If only! The horror culminated in the humiliating 2003 season. The Tigers started 3-25, hit .184 in April, and Mike Maroth became the first hurler in a quarter-century to lose 20 games in a season. The squad lost 119 games and needed a final-day victory lest they tie the 1962 Mets’ infamous record. Unlike those Mets, the Tigers weren’t novel or cute, just sucky. A team I followed to the point of going to a game in 1988 with a 103-degree fever had beaten the love out of me. Too bad Michigander Dr. Kevorkian was in prison: The organization needed to be euthanized.
Only three years later, the Tigers are miraculously on top of the majors’ toughest division. Even more shockingly, the team’s rise has come because of great management. The team hired Dave Dombrowski as general manager in late 2001, and the architect of the Marlins’ world championships has been kicking ass with great drafts and some spectacular heists. I’m particularly fond of his acquisition of blossoming ace Jeremy Bonderman. Baseball geeks might remember the name from Michael Lewis’ Moneyball. When A’s scouting director Grady Fuson drafted Bonderman in 2001, resident know-it-all/general manager Billy Beane threw a chair through a wall. The next year, Beane, the most admired man in baseball who hasn’t won anything, fired Fuson and traded Bonderman to the Tigers in a three-way transaction. The guy Oakland acquired, Ted Lilly, won 14 games for the A’s. Bonderman? He’s 23 and second in the American League in strikeouts. Then, in 2004, Dombrowski fleeced shortstop Carlos Guillen * from the Mariners for Ramon Santiago. Guillen hit .319 in his first two years with the Tigers; Seattle released Santiago. Dombrowski also ignored fan chatter that he should take Stephen Drew in the 2004 draft and instead went with college pitcher Justin Verlander. Now Verlander is a Cy Young candidate.

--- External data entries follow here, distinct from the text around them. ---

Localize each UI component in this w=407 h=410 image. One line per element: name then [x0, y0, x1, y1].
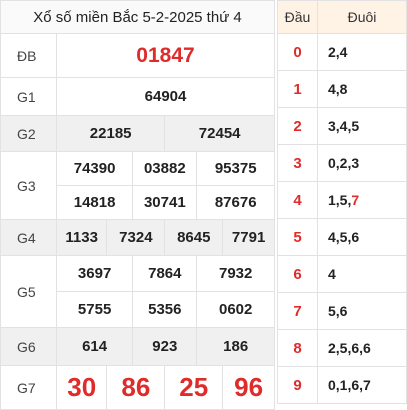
loto-tail-text: 1,5, [328, 192, 352, 208]
prize-label-g7: G7 [0, 365, 57, 410]
loto-tail-highlight: 7 [351, 192, 360, 208]
loto-head: 5 [277, 218, 318, 256]
loto-head: 3 [277, 144, 318, 182]
loto-tail: 4 [317, 255, 407, 293]
loto-row: 3 0,2,3 [277, 144, 407, 182]
row-g6: G6 614 923 186 [0, 327, 275, 366]
row-g7: G7 30 86 25 96 [0, 365, 275, 410]
prize-value: 22185 [55, 115, 166, 152]
loto-head: 6 [277, 255, 318, 293]
prize-value: 96 [222, 365, 275, 410]
prize-value: 64904 [56, 77, 275, 116]
row-g2: G2 22185 72454 [0, 115, 275, 152]
row-g3b: 14818 30741 87676 [1, 185, 275, 220]
loto-tail: 1,5,7 [317, 181, 407, 219]
loto-tail: 2,5,6,6 [317, 329, 407, 367]
prize-value: 5755 [55, 291, 134, 328]
loto-head: 9 [277, 366, 318, 404]
prize-value: 72454 [164, 115, 275, 152]
loto-table: Đầu Đuôi 0 2,4 1 4,8 2 3,4,5 3 0,2,3 4 1,5,7 … [277, 0, 407, 404]
prize-value: 87676 [196, 185, 275, 220]
row-g5b: 5755 5356 0602 [1, 291, 275, 328]
row-g5: G5 3697 7864 7932 [0, 255, 275, 328]
head-column-label: Đầu [277, 0, 318, 34]
loto-row: 8 2,5,6,6 [277, 329, 407, 367]
loto-row: 4 1,5,7 [277, 181, 407, 219]
loto-head: 4 [277, 181, 318, 219]
loto-tail: 2,4 [317, 33, 407, 71]
prize-value: 8645 [164, 219, 224, 256]
row-g4: G4 1133 7324 8645 7791 [0, 219, 275, 256]
prize-label-g2: G2 [0, 115, 57, 152]
row-g1: G1 64904 [0, 77, 275, 116]
prize-label-g1: G1 [0, 77, 57, 116]
loto-tail: 0,2,3 [317, 144, 407, 182]
tail-column-label: Đuôi [317, 0, 407, 34]
results-table: Xổ số miền Bắc 5-2-2025 thứ 4 ĐB 01847 G… [0, 0, 275, 410]
loto-row: 1 4,8 [277, 70, 407, 108]
prize-value: 7932 [196, 255, 275, 292]
prize-value: 614 [55, 327, 134, 366]
loto-tail: 3,4,5 [317, 107, 407, 145]
prize-value: 14818 [55, 185, 134, 220]
loto-row: 5 4,5,6 [277, 218, 407, 256]
prize-label-db: ĐB [0, 33, 57, 78]
loto-head: 7 [277, 292, 318, 330]
loto-row: 7 5,6 [277, 292, 407, 330]
prize-value: 7324 [106, 219, 166, 256]
prize-value: 25 [164, 365, 224, 410]
loto-head: 0 [277, 33, 318, 71]
prize-value: 5356 [132, 291, 198, 328]
loto-tail: 5,6 [317, 292, 407, 330]
prize-label-g5: G5 [0, 255, 57, 328]
prize-value: 30 [55, 365, 108, 410]
loto-tail: 4,8 [317, 70, 407, 108]
prize-value: 95375 [196, 151, 275, 186]
prize-label-g4: G4 [0, 219, 57, 256]
loto-row: 0 2,4 [277, 33, 407, 71]
prize-value: 923 [132, 327, 198, 366]
results-title: Xổ số miền Bắc 5-2-2025 thứ 4 [0, 0, 275, 34]
prize-value: 1133 [55, 219, 108, 256]
prize-value: 74390 [55, 151, 134, 186]
loto-header: Đầu Đuôi [277, 0, 407, 34]
prize-value: 7791 [222, 219, 275, 256]
prize-value: 03882 [132, 151, 198, 186]
loto-head: 8 [277, 329, 318, 367]
row-g3: G3 74390 03882 95375 [0, 151, 275, 220]
loto-tail: 0,1,6,7 [317, 366, 407, 404]
prize-value: 7864 [132, 255, 198, 292]
prize-value: 30741 [132, 185, 198, 220]
loto-tail: 4,5,6 [317, 218, 407, 256]
prize-label-g3: G3 [0, 151, 57, 220]
special-prize: 01847 [56, 33, 275, 78]
prize-value: 186 [196, 327, 275, 366]
prize-value: 86 [106, 365, 166, 410]
loto-head: 1 [277, 70, 318, 108]
prize-value: 3697 [55, 255, 134, 292]
loto-row: 2 3,4,5 [277, 107, 407, 145]
prize-value: 0602 [196, 291, 275, 328]
loto-row: 9 0,1,6,7 [277, 366, 407, 404]
row-db: ĐB 01847 [0, 33, 275, 78]
loto-head: 2 [277, 107, 318, 145]
prize-label-g6: G6 [0, 327, 57, 366]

While the Tigers are on the verge of the greatest three-year turnaround in the modern era, I’m still not quite buying in. Verlander has tired recently, and the sixth through ninth slots in the Tigers’ batting order wouldn’t scare the Long Island Ducks. It’s not that I don’t appreciate this year’s resurgence—after all, I still cherish a batting glove backup catcher Mike Heath tossed to me when I was, uh, 25. But Tigers fans like myself teeter between tentative joy—meaningful baseball past April 15!—and mucho skepticism— Kenny Rogers and Todd Jones in October? Of course, if Jason Williams and Antoine Walker can win an NBA title, maybe Rogers can win a World Series ring. Come October, I have just one request. Mr. Dombrowski, please don’t bring Darrell Evans back for a ceremonial first pitch. If you do, I’m breaking out Kevorkian and we’re going after Evans with a long, drippy needle.